Chapter 28
Ikar
“ H and over hand,” I yell when she doesn’t move. We have a ways to go, and I don’t know how long she can hold on with this wind.
She finally starts moving, sliding her hands rather than releasing one, but I don’t care, as long as we’re making progress. We’re currently hanging from the most violently swinging portion of the bridge—its center. The sooner we move toward the other end, the better. It’s a good thing the shifter is behind a locked gate and a flipped bridge, or I’d be on my way back to finish whatever game he plays. There’ll be time for that later, after I’ve restored my kingdom. Also, this bridge will be covered at the next King’s Council.
We are three fourths of the way across when Vera stops again.
“Keep going!” I shout through the wind.
She shouts something, but I hardly hear her words. I can see the way her hands are beginning to slip and tire.
“We aren’t dying in this muddy canyon today. Move!” I yell harshly .
I treat her as one of my soldiers, but it seems to work, and she begins moving once again. Even my arms begin to burn, so I can’t imagine how hers feel. We finally reach the edge, and I continue to coach her through the tricky process of half-climbing, half-pulling herself up onto solid ground. Once there, she falls back with gasping breaths, clutching the short grass beneath her. Rupi darts from the trees and barrels into Vera, hopping over her chest and chirping until Vera lifts a hand to calm her. I make my way up, arms on fire, and feel as if my hearing is permanently muted from the intense volume of the howling wind in my ears as I crossed. When I look back along the length of the trembling bridge, I see the guard walk through the gate and proceed to work with the wind to restore the bridge to its upright and functional position. When he finishes, he gives me a mock salute, then exits through the gate once more.
Anger has me fixing my grasp around the hilt of my sword, but I know I can’t go after him right now. I reach a hand down to Vera, unwilling to let her wallow in her panic. “Let’s go.”

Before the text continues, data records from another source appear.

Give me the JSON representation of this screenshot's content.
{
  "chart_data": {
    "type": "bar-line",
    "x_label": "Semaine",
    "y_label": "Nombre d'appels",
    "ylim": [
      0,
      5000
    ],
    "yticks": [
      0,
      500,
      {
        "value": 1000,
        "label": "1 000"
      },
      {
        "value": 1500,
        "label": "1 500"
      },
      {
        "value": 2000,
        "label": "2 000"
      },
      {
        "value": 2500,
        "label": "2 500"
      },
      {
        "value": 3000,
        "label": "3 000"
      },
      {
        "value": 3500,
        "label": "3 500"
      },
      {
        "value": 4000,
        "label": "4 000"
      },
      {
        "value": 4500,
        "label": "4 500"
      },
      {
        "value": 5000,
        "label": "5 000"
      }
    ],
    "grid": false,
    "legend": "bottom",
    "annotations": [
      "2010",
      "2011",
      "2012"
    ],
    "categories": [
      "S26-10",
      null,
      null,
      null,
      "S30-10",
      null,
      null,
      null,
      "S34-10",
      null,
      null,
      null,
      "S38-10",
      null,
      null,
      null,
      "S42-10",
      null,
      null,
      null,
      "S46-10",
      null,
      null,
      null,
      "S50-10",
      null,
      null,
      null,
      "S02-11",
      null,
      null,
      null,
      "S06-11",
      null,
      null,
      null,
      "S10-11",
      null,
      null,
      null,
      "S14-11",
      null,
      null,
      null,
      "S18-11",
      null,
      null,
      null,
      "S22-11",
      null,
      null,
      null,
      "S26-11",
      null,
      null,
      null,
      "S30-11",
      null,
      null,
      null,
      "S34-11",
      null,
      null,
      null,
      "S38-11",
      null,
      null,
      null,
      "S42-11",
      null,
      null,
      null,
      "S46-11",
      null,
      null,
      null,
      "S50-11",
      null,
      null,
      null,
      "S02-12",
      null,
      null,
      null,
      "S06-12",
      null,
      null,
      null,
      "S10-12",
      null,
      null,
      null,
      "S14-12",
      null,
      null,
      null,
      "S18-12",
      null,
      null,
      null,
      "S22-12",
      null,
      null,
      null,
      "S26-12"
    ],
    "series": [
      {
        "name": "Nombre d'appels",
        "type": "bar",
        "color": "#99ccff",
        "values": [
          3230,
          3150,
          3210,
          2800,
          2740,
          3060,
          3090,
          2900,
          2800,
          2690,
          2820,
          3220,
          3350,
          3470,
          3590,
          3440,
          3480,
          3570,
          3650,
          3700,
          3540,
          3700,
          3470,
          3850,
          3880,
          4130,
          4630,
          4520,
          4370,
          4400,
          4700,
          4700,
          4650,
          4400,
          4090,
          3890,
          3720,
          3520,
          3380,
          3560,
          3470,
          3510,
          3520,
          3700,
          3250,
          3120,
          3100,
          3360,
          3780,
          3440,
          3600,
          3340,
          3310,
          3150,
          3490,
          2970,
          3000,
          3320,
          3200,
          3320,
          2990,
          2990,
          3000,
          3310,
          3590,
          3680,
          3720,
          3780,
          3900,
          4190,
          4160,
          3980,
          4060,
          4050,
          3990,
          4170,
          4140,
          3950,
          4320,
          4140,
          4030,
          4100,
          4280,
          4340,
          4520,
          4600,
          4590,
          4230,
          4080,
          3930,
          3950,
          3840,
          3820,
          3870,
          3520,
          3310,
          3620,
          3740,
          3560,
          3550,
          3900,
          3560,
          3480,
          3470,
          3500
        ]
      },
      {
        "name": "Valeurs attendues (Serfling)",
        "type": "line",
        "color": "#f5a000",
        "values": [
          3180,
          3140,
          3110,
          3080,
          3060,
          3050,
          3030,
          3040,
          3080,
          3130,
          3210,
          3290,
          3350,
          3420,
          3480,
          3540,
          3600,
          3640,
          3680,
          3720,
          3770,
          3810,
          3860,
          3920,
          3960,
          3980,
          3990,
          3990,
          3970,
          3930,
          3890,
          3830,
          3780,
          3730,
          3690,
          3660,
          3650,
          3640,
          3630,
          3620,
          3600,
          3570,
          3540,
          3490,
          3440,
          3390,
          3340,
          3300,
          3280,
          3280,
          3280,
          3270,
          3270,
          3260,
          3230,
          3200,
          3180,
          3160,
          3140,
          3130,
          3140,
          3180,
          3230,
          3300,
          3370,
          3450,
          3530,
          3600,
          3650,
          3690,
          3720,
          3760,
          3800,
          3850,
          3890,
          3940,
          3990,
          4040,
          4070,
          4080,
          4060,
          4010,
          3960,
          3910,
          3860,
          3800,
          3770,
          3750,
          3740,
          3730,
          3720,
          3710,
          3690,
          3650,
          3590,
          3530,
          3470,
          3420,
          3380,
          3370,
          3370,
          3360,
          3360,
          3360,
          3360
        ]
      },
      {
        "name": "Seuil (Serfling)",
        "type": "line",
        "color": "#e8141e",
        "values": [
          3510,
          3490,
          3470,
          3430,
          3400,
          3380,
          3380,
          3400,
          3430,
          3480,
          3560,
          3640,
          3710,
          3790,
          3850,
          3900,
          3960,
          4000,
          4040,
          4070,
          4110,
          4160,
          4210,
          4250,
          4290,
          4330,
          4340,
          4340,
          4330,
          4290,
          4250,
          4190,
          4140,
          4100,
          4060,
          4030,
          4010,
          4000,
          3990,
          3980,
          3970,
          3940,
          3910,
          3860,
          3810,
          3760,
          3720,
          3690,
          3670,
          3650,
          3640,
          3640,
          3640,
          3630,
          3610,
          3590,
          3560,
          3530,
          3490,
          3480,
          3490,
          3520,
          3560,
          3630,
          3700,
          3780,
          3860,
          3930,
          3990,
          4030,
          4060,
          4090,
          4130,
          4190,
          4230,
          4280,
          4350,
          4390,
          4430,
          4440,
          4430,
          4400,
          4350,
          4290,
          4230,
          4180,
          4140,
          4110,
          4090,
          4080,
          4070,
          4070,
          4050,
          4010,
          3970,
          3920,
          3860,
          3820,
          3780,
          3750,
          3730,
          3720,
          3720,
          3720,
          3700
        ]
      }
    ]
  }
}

I want to pick her up and grasp her tight to my chest with relief that she didn’t let go, but I don’t want her to see how shaken I am. Or how much I care when I really shouldn’t. She knows I need her alive to get my magic back, but she doesn’t know I want her alive because I care. As she looks at my hand and then back at the bridge, then back to my hand, I see the resolve steel her eyes. She’s stronger than she thinks she is, and I’ll keep showing her until she believes it. She takes my hand, and I pull her to my side.
We find ourselves facing a rustic sign attached to a thick wood post with ‘Welcome to the Shift Forest’ scrawled across its front in a thin script. It sits a bit crookedly, but oddly, it does lighten the atmosphere after that cursed death trap behind us. I stretch my neck side to side, not liking the way our trip has begun, but I know we have no other option now that we’re here. Besides, this is still the fastest route—we just have to survive it.
“What do you think this mate bond does?” Vera asks, as we begin walking, holding up her arm and tilting her wrist this way and that to inspect the glowing dot.
“All that matters is that it will protect both of us from being tricked or forced into a mate bond with a shifter as we cross the forest,” I say, though I do wonder if I should have read the label first. But that mate bond licensing office… I cringe. My throat goes tight just thinking about it again. Stuffy, pink, uncomfortable. Vera’s face when she was reading the vials and blurted out reproduction . I stopped thinking and impulsively snatched the gold one just to escape the confines and awkwardness of the overbearing place.
Vera lips curl in amusement at my expression. “Thinking of that shop again?”
I give her a flat look, and she laughs, but my mood lightens. If my discomfort can make her laugh, I’ll do it over and over again—it’s like the warm rays of sunshine after a freezing rain. She’s a confusing one. Captor of my magic, and potentially my heart, if I don’t protect it better.